Particle shape is an important parameter in irregular particle measurement, which has scientific and practical significance for studying environmental climate changes and ensuring engineering production safety. The interferometric particle imaging (IPI) technique has been widely employed in recent years to measure the sizes and shapes of irregular particles. Irregular particles form complex speckle patterns at defocused planes, which have been utilized to retrieve size and shape features such as 2D auto-correlation estimation and particle orientation. However, there are still two main problems during processing defocused speckles detected in IPI measurement. On one hand, the existing methods in IPI have slower processing time and thus incur significant time costs when processing large amounts of speckle data. On the other hand, a large amount of speckle data also brings enormous pressure to the storage and transmission of detected datasets. Therefore, we propose a method for rapid shape analysis of a large number of defocused speckles to reduce the memory cost brought by the dataset through data compression.
We apply a deep learning method to rapidly analyze large amounts of defocused speckle data of ice crystal particles collected by the IPI system. The proposed method includes two steps of data collection and network training. In data collection, we build an experimental particle IPI system to obtain a sufficient number of defocused speckles of ice crystal particles and provide different particle shapes in the dataset with unique speckle fields through the diffuser update strategy. In network training, we adopt the DenseNet network structure to classify the shapes corresponding to the speckle patterns, input the speckle data of the training set into the untrained DenseNet, and output the prediction category. After completing the training step, trained DenseNet is leveraged to classify the shape of the test set speckle data to test the ability to distinguish particle speckle patterns of different shape categories. Furthermore, we utilize bit-depth compression to compress the speckle dataset to eliminate information redundancy in DenseNet classification. Meanwhile, the original speckle dataset is segmented by a grayscale threshold strategy to generate a low bit-depth speckle dataset, and DenseNet is trained for shape classification and feasibility verification.
By comparing three different network structures (Fig. 10 and Table 1), we choose the DenseNet structure for speckle classification. Firstly, we compare the classification accuracy of DenseNet under defocused speckle dataset from different defocused distances. The experimental results (Fig. 11) show that the classification accuracy exceeds 90% at all four different defocused distances, with the highest accuracy up to 92.7%. Our experimental results on low bit-depth speckle datasets (Fig. 13) show that the classification accuracy of DenseNet decreases with the reducing speckle data bit-depth, while the lowest classification accuracy still exceeds 85% when the information compression ratio reaches 12.5%. For the 1 bit-depth speckle data with the lowest information compression ratio, the classification results of the dataset (Fig. 14) indicate that the threshold near the average grayscale threshold could achieve the highest classification accuracy. Moreover, the speckle sparsity increases with the rising binarization threshold. Finally, the size analysis of the defocused speckle (Fig. 15) indicates that the size of the defocused speckle pattern cannot be too small to ensure that the neural network can recognize the hidden particle shape features in the speckle pattern.

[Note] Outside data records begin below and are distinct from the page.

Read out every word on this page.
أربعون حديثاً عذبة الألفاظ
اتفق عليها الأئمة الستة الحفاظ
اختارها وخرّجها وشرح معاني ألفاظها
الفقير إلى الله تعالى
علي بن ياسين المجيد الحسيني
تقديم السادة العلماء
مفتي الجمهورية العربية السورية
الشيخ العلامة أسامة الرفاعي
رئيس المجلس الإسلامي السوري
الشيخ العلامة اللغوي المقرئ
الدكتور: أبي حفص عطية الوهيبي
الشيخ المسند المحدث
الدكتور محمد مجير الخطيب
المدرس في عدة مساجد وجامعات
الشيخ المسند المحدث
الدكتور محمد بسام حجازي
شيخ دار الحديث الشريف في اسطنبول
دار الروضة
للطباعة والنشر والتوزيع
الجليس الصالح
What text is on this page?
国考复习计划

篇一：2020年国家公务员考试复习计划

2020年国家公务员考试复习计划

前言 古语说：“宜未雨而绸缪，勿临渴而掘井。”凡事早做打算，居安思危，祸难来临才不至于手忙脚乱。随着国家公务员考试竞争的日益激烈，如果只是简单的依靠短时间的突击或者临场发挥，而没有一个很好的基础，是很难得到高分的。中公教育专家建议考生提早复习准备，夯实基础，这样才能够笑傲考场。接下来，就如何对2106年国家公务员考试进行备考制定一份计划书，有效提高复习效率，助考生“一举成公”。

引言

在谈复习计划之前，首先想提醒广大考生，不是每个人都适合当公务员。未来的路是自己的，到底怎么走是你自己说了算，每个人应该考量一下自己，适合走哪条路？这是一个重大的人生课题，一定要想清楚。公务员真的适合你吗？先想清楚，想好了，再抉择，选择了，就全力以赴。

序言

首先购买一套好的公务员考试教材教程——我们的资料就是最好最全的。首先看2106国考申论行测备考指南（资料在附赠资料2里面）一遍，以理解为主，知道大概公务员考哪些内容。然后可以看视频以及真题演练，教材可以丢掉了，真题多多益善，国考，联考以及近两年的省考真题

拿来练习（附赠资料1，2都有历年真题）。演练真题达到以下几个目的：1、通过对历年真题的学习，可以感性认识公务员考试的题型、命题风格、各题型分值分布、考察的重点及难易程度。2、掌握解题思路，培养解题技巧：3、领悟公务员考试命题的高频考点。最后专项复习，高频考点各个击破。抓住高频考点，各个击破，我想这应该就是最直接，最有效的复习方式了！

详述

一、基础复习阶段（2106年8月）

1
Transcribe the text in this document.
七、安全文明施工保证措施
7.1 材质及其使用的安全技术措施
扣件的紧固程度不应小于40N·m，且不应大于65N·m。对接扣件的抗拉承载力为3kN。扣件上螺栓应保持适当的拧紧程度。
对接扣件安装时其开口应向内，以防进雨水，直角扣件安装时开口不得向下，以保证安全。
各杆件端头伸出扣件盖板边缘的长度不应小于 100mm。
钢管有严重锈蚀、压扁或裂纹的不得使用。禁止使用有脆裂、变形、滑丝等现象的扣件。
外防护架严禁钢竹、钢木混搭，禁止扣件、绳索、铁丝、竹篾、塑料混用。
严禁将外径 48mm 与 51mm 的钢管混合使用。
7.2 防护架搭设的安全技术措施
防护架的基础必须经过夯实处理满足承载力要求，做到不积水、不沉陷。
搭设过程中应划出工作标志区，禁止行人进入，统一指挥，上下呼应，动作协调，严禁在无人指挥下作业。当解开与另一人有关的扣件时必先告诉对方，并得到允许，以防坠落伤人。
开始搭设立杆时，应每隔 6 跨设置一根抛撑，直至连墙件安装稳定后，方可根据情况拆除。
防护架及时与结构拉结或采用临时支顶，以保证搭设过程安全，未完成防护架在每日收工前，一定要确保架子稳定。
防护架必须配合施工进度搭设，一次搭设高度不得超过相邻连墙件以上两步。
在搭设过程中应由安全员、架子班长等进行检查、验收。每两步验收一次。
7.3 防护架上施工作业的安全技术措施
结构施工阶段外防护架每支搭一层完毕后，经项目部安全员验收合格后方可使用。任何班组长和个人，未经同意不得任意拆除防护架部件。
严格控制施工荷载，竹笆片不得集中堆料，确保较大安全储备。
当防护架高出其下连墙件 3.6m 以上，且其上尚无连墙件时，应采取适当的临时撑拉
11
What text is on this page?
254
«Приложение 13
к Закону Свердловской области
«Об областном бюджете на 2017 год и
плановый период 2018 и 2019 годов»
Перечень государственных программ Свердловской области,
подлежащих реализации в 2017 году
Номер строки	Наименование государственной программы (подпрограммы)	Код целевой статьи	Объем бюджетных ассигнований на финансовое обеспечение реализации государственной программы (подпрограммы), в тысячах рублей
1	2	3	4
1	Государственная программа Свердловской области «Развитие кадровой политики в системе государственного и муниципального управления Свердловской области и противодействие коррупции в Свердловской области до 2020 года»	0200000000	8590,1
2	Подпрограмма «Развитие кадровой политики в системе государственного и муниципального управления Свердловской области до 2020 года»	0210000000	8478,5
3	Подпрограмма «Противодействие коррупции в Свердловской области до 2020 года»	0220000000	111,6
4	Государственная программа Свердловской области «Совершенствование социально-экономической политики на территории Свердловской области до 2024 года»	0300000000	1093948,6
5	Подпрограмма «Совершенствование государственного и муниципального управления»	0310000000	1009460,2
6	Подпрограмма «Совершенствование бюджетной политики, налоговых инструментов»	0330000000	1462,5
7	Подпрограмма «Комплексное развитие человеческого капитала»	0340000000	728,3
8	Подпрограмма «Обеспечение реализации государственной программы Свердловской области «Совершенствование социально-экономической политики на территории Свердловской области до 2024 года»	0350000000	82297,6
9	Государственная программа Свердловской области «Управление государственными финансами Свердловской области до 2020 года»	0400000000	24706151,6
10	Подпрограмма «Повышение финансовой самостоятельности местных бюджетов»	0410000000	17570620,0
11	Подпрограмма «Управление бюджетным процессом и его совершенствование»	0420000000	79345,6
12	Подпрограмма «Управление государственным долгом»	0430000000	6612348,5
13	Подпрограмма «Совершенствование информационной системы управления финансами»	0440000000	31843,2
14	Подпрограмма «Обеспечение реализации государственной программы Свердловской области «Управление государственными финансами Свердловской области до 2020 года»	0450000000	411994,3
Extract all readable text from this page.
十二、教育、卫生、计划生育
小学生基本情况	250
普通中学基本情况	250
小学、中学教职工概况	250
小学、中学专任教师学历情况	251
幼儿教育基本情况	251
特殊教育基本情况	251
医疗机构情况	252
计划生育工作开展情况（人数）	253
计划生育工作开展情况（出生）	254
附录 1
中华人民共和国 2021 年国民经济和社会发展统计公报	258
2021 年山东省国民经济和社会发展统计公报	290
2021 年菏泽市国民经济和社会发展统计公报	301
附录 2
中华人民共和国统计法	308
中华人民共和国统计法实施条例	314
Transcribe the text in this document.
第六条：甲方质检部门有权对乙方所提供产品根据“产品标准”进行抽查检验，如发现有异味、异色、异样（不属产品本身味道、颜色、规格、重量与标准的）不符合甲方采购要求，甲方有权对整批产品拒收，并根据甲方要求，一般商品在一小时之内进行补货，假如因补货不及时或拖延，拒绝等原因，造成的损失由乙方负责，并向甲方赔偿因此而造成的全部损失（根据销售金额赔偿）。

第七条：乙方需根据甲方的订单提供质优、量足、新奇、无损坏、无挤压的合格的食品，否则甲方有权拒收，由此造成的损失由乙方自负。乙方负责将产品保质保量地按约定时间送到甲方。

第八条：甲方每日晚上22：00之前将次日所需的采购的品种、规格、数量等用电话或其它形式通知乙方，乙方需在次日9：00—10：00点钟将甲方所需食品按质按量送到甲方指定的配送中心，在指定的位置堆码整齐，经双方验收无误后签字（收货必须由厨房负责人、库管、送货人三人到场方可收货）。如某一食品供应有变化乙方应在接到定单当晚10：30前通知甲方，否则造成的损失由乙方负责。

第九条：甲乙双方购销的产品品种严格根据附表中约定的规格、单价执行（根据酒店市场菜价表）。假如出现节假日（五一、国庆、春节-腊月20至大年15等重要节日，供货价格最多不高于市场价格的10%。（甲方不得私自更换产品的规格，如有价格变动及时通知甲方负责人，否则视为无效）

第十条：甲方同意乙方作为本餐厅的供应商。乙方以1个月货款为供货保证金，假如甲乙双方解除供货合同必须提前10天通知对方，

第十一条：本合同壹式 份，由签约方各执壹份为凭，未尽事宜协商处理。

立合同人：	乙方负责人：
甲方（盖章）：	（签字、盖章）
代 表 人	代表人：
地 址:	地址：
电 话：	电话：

The proposed deep learning-based method can rapidly analyze the shape information of a large number of defocused speckle patterns detected in IPI measurement. The experimental results show that compared with traditional methods, our method has an average processing time of only 0.06 s for each defocused speckle pattern to greatly reduce the time cost of speckle processing. Meanwhile, the trained DenseNet network has high classification accuracy on the collected ice crystal particle speckle dataset with a maximum of 92.7%. Furthermore, DenseNet trained on low bit-depth speckle datasets still maintains classification accuracy of over 85% with a minimum information compression ratio of 12.5%, significantly reducing the data storage and transmission pressure. Thus, this method is of significance for rapidly analyzing a large amount of speckle data in IPI measurement and could facilitate low-cost storage and efficient transmission of speckle data.